Use this as a starting point for a quarterly service account review:

  • [ ] All workloads on AWS EC2/ECS/Lambda use instance profiles, task roles, or execution roles — no IAM user keys in environment variables or secrets manager for workloads on AWS infrastructure
  • [ ] IMDSv2 enforced on all EC2 instances
  • [ ] All GCP workloads on GKE use Workload Identity — no SA key files attached to GKE workloads
  • [ ] No GCP SA key files older than 90 days
  • [ ] automountServiceAccountToken: false on the default service account in every Kubernetes namespace
  • [ ] No Kubernetes SA bound to cluster-admin without documented justification reviewed in the past 90 days
  • [ ] All CI/CD pipelines using OIDC workload identity rather than long-lived cloud provider credentials
  • [ ] IAM Access Advisor / GCP Recommender reviewed; recommendations applied or documented as exceptions
  • [ ] All service accounts have owner tags/labels
  • [ ] Unused service accounts (no activity in 90 days) flagged for deletion
  • [ ] CloudTrail / GCP audit logs / Kubernetes audit logs generating alerts on anomalous SA usage patterns
  • [ ] SAs for decommissioned services deleted (not just disabled)

Summary

Service accounts fail quietly. A key committed to a repo three years ago, an SA created for a prototype that never got deleted, a Kubernetes service account with cluster-admin “until we had time to scope it properly” — these are the starting points for most cloud intrusions.
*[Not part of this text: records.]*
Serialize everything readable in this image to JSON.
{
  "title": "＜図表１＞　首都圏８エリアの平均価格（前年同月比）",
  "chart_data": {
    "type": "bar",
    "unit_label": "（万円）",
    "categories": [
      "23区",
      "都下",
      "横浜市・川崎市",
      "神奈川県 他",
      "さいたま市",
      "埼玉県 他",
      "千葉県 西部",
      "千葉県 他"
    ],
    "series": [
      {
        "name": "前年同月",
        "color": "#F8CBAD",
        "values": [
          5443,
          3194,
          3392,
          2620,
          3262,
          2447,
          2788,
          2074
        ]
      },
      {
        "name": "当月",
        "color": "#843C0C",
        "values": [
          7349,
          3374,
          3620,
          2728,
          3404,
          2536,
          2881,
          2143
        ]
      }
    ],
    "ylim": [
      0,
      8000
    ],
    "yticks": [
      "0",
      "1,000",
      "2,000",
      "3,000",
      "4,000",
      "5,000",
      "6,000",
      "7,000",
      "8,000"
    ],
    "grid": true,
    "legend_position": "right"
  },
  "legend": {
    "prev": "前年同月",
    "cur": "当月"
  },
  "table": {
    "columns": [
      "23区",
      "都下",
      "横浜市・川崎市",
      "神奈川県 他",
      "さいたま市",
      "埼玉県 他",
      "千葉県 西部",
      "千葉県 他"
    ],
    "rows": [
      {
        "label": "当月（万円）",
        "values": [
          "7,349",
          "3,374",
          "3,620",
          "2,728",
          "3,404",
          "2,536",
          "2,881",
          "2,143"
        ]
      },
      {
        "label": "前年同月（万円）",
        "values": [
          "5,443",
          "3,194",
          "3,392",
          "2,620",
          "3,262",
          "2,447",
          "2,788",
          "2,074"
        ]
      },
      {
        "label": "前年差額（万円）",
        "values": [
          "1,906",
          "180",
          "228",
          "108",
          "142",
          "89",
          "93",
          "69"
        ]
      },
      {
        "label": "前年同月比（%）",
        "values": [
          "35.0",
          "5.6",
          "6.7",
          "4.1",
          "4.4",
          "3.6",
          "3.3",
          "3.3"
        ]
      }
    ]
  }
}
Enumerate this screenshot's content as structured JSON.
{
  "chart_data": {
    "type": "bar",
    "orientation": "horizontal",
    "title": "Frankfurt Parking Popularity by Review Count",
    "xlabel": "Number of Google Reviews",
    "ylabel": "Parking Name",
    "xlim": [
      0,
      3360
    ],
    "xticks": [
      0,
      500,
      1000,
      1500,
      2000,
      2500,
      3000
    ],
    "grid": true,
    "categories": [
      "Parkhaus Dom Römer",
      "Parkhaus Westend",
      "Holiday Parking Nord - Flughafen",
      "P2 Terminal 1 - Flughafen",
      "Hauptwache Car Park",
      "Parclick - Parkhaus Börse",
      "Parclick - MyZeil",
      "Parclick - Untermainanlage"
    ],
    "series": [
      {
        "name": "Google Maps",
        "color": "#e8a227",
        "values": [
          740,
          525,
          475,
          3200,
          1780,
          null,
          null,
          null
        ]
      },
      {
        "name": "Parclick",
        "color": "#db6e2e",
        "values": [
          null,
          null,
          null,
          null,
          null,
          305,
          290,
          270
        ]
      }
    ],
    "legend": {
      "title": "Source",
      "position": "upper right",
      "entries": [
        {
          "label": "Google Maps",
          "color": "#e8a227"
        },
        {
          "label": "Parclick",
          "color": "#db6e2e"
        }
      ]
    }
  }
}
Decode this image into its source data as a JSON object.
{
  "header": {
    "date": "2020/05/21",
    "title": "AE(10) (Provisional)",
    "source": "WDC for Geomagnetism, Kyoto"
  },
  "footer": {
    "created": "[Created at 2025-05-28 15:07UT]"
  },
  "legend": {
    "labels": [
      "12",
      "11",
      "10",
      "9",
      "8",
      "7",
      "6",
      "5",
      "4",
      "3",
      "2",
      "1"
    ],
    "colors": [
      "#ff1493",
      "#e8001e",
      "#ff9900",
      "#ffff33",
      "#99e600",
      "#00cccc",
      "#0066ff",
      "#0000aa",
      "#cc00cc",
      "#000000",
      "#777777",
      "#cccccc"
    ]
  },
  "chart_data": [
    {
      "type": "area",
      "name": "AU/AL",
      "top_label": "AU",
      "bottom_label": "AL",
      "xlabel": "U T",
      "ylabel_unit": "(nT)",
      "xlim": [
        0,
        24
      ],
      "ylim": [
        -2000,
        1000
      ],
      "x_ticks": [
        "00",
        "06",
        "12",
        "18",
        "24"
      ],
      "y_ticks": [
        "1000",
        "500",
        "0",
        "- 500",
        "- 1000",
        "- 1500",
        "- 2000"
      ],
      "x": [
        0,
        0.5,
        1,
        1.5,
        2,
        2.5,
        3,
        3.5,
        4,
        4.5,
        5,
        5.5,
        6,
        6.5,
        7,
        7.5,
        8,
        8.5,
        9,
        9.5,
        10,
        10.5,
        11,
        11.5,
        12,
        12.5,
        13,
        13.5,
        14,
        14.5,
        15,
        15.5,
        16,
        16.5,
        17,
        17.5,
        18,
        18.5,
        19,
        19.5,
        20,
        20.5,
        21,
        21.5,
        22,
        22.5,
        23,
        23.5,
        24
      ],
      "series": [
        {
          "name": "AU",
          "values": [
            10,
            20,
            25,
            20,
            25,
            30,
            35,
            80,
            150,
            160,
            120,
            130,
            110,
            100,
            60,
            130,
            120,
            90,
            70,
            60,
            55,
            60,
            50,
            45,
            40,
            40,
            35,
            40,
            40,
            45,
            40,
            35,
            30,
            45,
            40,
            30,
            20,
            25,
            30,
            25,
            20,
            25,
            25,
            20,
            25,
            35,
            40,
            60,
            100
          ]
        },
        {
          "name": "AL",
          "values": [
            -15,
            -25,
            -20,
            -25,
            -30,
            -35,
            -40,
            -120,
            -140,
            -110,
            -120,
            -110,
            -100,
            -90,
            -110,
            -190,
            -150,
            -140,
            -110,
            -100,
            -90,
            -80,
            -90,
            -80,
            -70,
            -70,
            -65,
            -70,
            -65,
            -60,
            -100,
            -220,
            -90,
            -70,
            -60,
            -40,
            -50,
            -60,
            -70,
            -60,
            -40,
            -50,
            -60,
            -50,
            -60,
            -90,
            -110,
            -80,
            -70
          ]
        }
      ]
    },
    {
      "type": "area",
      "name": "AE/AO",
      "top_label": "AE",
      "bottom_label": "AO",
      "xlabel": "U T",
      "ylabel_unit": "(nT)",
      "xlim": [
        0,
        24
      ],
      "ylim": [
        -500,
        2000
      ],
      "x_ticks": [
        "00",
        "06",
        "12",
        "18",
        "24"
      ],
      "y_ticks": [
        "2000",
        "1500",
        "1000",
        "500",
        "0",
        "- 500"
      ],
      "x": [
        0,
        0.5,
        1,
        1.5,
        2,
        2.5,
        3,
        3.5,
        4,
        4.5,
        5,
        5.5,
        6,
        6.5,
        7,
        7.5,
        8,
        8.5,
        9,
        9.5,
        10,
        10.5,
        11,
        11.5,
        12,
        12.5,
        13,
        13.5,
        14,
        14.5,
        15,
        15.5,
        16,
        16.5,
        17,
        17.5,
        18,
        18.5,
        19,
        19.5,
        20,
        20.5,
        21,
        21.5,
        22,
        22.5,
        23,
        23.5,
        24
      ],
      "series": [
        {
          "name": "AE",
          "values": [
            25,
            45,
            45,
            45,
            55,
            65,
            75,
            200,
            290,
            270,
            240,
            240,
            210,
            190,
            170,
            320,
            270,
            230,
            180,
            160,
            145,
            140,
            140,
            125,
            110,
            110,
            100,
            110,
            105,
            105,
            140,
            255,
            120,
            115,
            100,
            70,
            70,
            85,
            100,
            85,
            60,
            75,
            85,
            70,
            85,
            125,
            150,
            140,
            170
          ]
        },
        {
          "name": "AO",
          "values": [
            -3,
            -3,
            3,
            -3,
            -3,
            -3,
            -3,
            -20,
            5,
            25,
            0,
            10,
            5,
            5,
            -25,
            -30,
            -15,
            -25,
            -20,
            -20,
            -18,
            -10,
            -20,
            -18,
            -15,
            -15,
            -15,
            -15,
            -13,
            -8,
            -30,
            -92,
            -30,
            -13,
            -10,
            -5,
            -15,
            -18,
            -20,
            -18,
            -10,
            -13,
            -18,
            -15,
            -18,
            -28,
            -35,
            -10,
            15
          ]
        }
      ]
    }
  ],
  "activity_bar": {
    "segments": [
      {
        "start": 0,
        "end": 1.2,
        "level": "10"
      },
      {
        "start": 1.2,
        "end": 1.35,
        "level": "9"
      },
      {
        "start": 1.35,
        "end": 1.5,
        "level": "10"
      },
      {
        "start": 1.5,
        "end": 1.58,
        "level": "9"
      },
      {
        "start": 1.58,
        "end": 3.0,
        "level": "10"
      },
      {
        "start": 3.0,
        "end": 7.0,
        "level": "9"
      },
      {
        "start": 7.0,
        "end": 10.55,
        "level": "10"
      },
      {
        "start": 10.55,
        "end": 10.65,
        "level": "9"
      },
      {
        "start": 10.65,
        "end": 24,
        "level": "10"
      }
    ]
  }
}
The path forward is architectural, not just operational: replace static credentials with OIDC workload identity wherever possible, scope remaining SAs tightly, enforce naming and ownership conventions that make audits possible, and build monitoring that surfaces anomalies before they become incidents. Each of these steps is independently valuable; together they reduce service account risk from “common initial access vector” to “hardened, auditable, and monitored.”